Lina Khan, recently appointed to the Federal Trade Commission, has documented the case of Quidsi, once “one of the world’s fastest growing e-commerce companies.” Quidsi was very successful selling many different products through its subsidiaries, like Diapers.com. Amazon wanted to buy Quidsi back in 2009 but the founders of the company declined. It was then that Amazon used its size, reach, and financial heft to start a price war against Quidsi.

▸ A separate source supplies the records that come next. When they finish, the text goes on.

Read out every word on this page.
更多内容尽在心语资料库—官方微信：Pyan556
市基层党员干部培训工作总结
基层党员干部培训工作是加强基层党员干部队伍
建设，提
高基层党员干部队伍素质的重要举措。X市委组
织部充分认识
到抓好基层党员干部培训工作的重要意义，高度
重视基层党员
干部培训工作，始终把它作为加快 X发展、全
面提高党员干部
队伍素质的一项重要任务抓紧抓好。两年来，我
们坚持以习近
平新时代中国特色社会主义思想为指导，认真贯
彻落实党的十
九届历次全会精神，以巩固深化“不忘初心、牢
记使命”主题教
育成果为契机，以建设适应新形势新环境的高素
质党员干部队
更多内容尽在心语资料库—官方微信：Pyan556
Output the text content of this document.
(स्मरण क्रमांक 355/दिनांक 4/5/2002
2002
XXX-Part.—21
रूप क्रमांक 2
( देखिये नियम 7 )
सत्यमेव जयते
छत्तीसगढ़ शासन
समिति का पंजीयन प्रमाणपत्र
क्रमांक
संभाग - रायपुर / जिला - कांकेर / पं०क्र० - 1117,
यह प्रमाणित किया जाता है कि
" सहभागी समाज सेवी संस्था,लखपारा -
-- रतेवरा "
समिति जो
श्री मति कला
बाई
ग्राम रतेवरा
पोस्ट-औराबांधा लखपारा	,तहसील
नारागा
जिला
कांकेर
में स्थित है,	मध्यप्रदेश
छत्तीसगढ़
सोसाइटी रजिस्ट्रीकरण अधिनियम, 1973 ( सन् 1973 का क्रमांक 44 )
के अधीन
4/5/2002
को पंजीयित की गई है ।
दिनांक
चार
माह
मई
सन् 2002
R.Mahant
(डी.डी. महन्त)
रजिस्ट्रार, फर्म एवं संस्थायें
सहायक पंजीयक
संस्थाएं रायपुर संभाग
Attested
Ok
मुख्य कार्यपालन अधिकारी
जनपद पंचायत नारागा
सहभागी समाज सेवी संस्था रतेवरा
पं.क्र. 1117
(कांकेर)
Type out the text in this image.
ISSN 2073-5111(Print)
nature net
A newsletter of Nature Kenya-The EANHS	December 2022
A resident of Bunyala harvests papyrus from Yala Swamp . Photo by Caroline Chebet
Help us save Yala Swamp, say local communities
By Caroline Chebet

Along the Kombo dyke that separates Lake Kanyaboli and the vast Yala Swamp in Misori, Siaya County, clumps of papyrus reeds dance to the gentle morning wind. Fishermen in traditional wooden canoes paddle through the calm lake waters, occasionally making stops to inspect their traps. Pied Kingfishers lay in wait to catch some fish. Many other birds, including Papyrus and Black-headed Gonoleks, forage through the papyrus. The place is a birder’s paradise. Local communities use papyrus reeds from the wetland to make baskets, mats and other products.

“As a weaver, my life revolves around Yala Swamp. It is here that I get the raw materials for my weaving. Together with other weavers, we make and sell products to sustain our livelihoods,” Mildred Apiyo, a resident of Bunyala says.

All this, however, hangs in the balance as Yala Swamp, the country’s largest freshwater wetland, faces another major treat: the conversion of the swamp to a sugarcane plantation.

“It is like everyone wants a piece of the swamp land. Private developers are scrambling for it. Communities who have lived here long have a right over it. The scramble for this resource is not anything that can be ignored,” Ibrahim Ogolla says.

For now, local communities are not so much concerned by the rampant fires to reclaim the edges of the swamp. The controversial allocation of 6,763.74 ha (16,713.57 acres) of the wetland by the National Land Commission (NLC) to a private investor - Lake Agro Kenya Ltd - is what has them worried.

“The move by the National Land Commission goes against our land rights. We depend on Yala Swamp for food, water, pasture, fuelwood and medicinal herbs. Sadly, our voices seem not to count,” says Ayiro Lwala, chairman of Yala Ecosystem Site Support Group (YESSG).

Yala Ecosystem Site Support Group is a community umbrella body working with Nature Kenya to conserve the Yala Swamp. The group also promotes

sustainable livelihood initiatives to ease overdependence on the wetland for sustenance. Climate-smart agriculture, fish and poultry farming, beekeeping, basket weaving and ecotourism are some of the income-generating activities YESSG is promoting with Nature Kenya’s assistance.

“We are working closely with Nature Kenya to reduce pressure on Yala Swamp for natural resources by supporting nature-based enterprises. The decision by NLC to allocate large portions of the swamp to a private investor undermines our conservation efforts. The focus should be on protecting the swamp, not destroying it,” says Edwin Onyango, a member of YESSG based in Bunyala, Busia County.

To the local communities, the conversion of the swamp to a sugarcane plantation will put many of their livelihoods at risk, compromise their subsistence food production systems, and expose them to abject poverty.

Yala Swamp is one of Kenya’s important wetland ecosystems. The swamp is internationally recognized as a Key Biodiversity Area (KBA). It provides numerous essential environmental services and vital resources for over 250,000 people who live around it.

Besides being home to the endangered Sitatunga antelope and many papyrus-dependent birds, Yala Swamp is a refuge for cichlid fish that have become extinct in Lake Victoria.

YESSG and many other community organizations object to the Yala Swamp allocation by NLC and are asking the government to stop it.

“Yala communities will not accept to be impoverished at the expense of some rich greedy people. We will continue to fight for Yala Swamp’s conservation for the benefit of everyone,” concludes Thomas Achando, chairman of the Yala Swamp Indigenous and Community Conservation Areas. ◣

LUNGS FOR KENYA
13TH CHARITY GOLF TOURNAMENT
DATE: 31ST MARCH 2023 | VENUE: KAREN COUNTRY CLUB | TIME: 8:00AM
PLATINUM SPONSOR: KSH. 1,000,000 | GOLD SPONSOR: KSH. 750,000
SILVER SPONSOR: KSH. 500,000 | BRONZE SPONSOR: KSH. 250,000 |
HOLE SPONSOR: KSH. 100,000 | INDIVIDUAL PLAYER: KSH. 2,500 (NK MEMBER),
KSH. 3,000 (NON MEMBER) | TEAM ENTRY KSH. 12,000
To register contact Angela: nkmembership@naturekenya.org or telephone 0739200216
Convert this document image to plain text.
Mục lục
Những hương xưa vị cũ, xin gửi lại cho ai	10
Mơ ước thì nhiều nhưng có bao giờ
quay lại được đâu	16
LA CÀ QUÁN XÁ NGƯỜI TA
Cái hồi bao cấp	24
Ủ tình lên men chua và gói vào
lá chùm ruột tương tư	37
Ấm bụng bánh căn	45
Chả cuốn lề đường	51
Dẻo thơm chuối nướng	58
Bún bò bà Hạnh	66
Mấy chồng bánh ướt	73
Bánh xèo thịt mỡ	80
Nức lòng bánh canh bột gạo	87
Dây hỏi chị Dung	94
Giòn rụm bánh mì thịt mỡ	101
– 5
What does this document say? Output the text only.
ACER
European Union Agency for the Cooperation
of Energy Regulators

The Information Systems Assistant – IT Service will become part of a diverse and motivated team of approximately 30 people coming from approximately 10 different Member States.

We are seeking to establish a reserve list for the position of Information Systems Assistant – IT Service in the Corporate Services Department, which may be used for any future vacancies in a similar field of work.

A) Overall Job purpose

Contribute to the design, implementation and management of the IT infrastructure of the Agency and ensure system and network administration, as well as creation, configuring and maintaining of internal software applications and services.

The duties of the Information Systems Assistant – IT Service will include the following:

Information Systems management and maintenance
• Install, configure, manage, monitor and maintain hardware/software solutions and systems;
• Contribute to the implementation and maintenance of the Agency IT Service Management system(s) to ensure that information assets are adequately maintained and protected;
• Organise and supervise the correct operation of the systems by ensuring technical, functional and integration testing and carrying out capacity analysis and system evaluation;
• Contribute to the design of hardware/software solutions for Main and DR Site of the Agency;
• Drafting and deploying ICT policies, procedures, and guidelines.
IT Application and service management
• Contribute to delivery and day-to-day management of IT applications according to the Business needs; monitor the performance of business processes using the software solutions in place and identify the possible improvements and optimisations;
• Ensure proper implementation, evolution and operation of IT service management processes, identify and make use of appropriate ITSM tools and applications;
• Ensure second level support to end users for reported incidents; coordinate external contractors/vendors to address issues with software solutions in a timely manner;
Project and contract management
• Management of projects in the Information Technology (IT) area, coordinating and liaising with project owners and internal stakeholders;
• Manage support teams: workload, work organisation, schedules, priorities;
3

Quidsi executives saw that Amazon’s pricing bots — software “that carefully monitors other companies’ prices and adjusts Amazon’s to match” — were tracking Diapers.com and would immediately slash Amazon’s prices in response to Quidsi’s changes. In September 2010, Amazon rolled out Amazon Mom, a new service that offered a year’s worth of free two-day Prime shipping (which usually cost $79 a year). Customers could also secure an additional 30% discount on diapers by signing up for monthly deliveries as part of a service known as “Subscribe and Save.”

It was not long before Quidsi was sold to Amazon for $545 million.

According to the congressional report, Amazon had identified Quidsi as its “#1 short term competitor” and “was willing to bleed over $200 million in losses in diapers in one month.” Since the acquisition of Quidsi, Amazon has significantly reduced the discounts and the benefits of the Amazon Mom service. …

Example 3:

This month it was the turn of Tile, a company that produces tracking devices, to feel the kill-zone heat from the Big Tech giants. Apple introduced its own tracking device, the AirTag. There was a lot of fanboy-journalism coverage about the new product. On Bloomberg, the CEO of Tile, C.J. Prober, said

If you look at the history between Tile and Apple, we had a very symbiotic relationship. They sold Tile in their stores, we were highlighted at WWDC 2019, and then they launched Find My in 2019, and right when they launched their Find My app, which is effectively a competitor of Tile, they made a number of changes to their OS that made it very difficult for our customers to enable Tile. And then once they got it enabled, they started showing notifications that basically made it seem like Tile was broken.

The Tile devices are not broken. But in the Apple ecosystem the Tile devices need to be broken because that is what Apple decided. …

Give us discounts or else:

Previously, as Amazon was a big client of delivery companies like UPS, it was estimated that it was able to get discounts up to 70 percent “over regular delivery prices. Delivery companies sought to make up for the discounts they gave to Amazon by raising the prices they charged to independent sellers, a phenomenon recently termed the ‘waterbed effect.’” …

Winners take it all:


In the year 2017, Facebook and Google captured “an astounding 99% of revenue growth from digital advertising in the US.” Thus, though astonishing, it is no surprise that, “due to Google and Facebook’s dominance, ‘the average growth rate for every other company in the sector was close to 0’.”

Obviously these are the companies we want in charge of public speech. They are the ones we’ve been waiting for.